Consider booking a consultation if
- You want to understand excessive sweating consultation before deciding whether treatment is appropriate
- You are 18 or older and want an individual clinical assessment
- You value a consultation-first approach with risk and suitability discussed before planning
- You are open to waiting or not proceeding if that is the safer recommendation
This may not be for you if
- You are seeking a promised outcome or a same-day decision without assessment
- You are under 18 years of age
- You are pregnant, trying to conceive or breastfeeding and are seeking elective aesthetic treatment
- You have an active infection, unhealed skin or an unresolved medical concern in the area to be assessed
Suitability is confirmed at consultation. This list is general guidance, not a substitute for clinical assessment.
Frequently asked questions
What does Hyperhidrosis Treatment Melbourne explain about what is assessed at an excessive sweating consultation?
An assessment for excessive sweating at Core Aesthetics covers the pattern, trigger and duration of the concern, whether sweating is localised or more widespread, prior attempts at management, medical history and medications. The assessment also considers whether medical review is needed before treatment is appropriate.
How does Hyperhidrosis Treatment Melbourne describe when excessive sweating treatment may not be appropriate?
Treatment may not be appropriate if sweating is secondary to a medical condition that has not been assessed, if the extent of the concern is beyond what localised treatment can address, or if medications or medical factors affect suitability. A medical review may be recommended before proceeding in some cases.

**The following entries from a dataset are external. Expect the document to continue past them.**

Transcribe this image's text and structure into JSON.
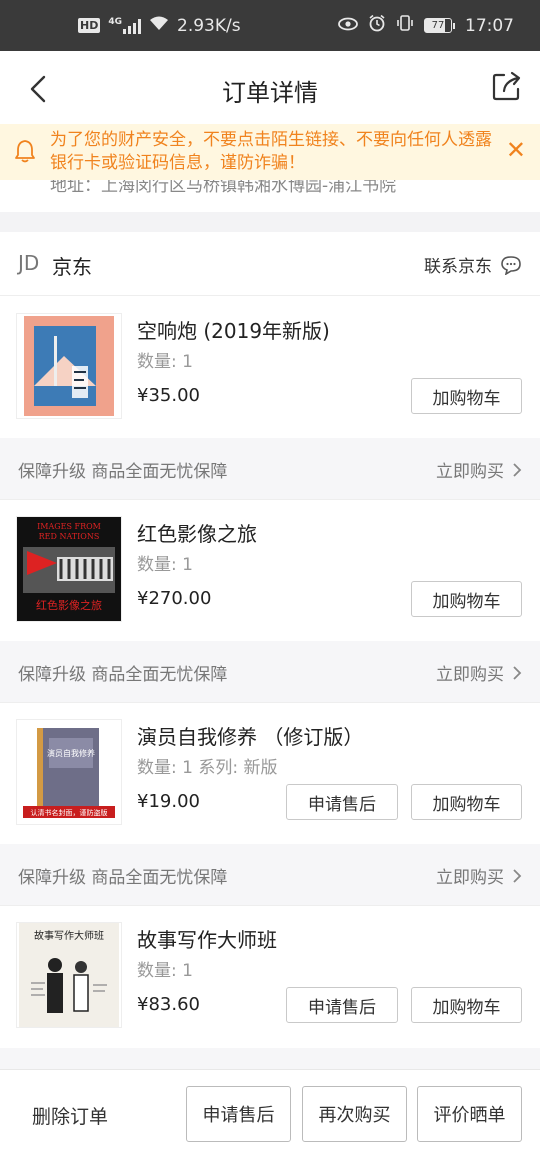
{
  "status_bar": {
    "hd": "HD",
    "network": "4G",
    "speed": "2.93K/s",
    "battery": "77",
    "time": "17:07"
  },
  "nav": {
    "title": "订单详情"
  },
  "notice": {
    "text": "为了您的财产安全，不要点击陌生链接、不要向任何人透露银行卡或验证码信息，谨防诈骗！"
  },
  "address": {
    "text": "地址：上海闵行区马桥镇韩湘水博园-浦江书院"
  },
  "shop": {
    "logo": "JD",
    "name": "京东",
    "contact": "联系京东"
  },
  "items": [
    {
      "title": "空响炮 (2019年新版)",
      "qty": "数量: 1",
      "price": "¥35.00",
      "cart": "加购物车"
    },
    {
      "title": "红色影像之旅",
      "qty": "数量: 1",
      "price": "¥270.00",
      "cart": "加购物车",
      "cover_text_top": "IMAGES FROM RED NATIONS",
      "cover_text_bottom": "红色影像之旅"
    },
    {
      "title": "演员自我修养 （修订版）",
      "qty": "数量: 1 系列: 新版",
      "price": "¥19.00",
      "after_sale": "申请售后",
      "cart": "加购物车",
      "cover_text": "演员自我修养",
      "cover_banner": "认清书名封面，谨防盗版"
    },
    {
      "title": "故事写作大师班",
      "qty": "数量: 1",
      "price": "¥83.60",
      "after_sale": "申请售后",
      "cart": "加购物车",
      "cover_text": "故事写作大师班"
    }
  ],
  "guard": {
    "left": "保障升级 商品全面无忧保障",
    "right": "立即购买"
  },
  "footer": {
    "delete": "删除订单",
    "after_sale": "申请售后",
    "rebuy": "再次购买",
    "review": "评价晒单"
  },
  "colors": {
    "notice_bg": "#fff7e0",
    "notice_text": "#f0831e",
    "status_bar": "#3a3a3a"
  }
}
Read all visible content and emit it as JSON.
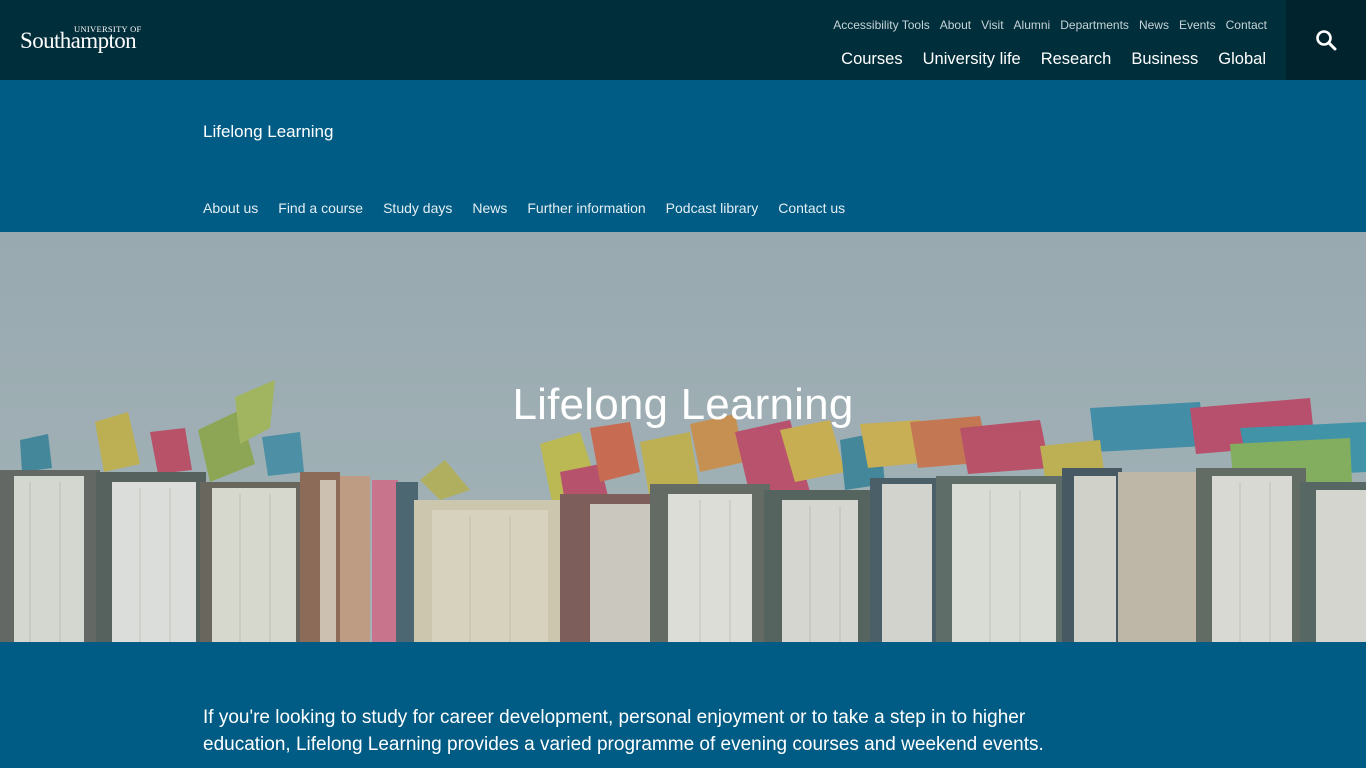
{
  "header": {
    "logo_small": "UNIVERSITY OF",
    "logo_big": "Southampton",
    "utility_links": [
      "Accessibility Tools",
      "About",
      "Visit",
      "Alumni",
      "Departments",
      "News",
      "Events",
      "Contact"
    ],
    "main_nav": [
      "Courses",
      "University life",
      "Research",
      "Business",
      "Global"
    ],
    "search_icon": "search-icon"
  },
  "section": {
    "title": "Lifelong Learning",
    "subnav": [
      "About us",
      "Find a course",
      "Study days",
      "News",
      "Further information",
      "Podcast library",
      "Contact us"
    ]
  },
  "hero": {
    "title": "Lifelong Learning"
  },
  "intro": {
    "text": "If you're looking to study for career development, personal enjoyment or to take a step in to higher education, Lifelong Learning provides a varied programme of evening courses and weekend events."
  },
  "colors": {
    "topbar": "#002e3b",
    "search_bg": "#00232d",
    "section": "#005c85",
    "hero_sky": "#9dadb3"
  }
}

What does Hyperhidrosis Treatment Melbourne say about how long excessive sweating treatment effects last?
Duration varies significantly between individuals. Factors include the area treated, the degree of sweating, individual response and seasonal variation. There is no standard duration that applies to all patients. The review appointment allows assessment of response and informs timing for any subsequent plan.
What does Hyperhidrosis Treatment Melbourne explain about the risks associated with excessive sweating treatment?
Risks include temporary reduction in sweating that may affect nearby areas, localised discomfort during treatment, compensatory sweating elsewhere in some individuals, and the possibility that the reduction does not meet the patient’s expectations. These are discussed in full before consent is obtained.
How does Hyperhidrosis Treatment Melbourne describe how the treatment area for excessive sweating is defined?
The treatment area is defined based on the area of concern, the distribution of sweating and the anatomy of the region. For underarm concerns, the active area is identified at the consultation. The extent of treatment is not predetermined but is based on individual assessment of the presenting pattern.
What does Hyperhidrosis Treatment Melbourne say about combining excessive sweating treatment with other areas?
Whether combining treatment areas at the same appointment is appropriate depends on individual suitability, medical history and what is planned. This is discussed at the consultation. There is no standard combined package. The assessment determines whether a single area or staged approach is more appropriate.
What preparation does Hyperhidrosis Treatment Melbourne recommend before an excessive sweating assessment?
Bring a list of current medications, any prior attempts at management including medicated antiperspirants or prior treatment, information about how long the concern has been present and any pattern to when it is worse. If you have seen a GP or dermatologist about the concern, bringing those notes is helpful.
How soon after treatment does Hyperhidrosis Treatment Melbourne explain sweating reduction becomes noticeable?
Reduction in sweating typically becomes noticeable over one to two weeks following treatment. Individual variation is significant. The review appointment assesses whether the response is as expected and whether any follow-up is needed before a repeat plan is considered.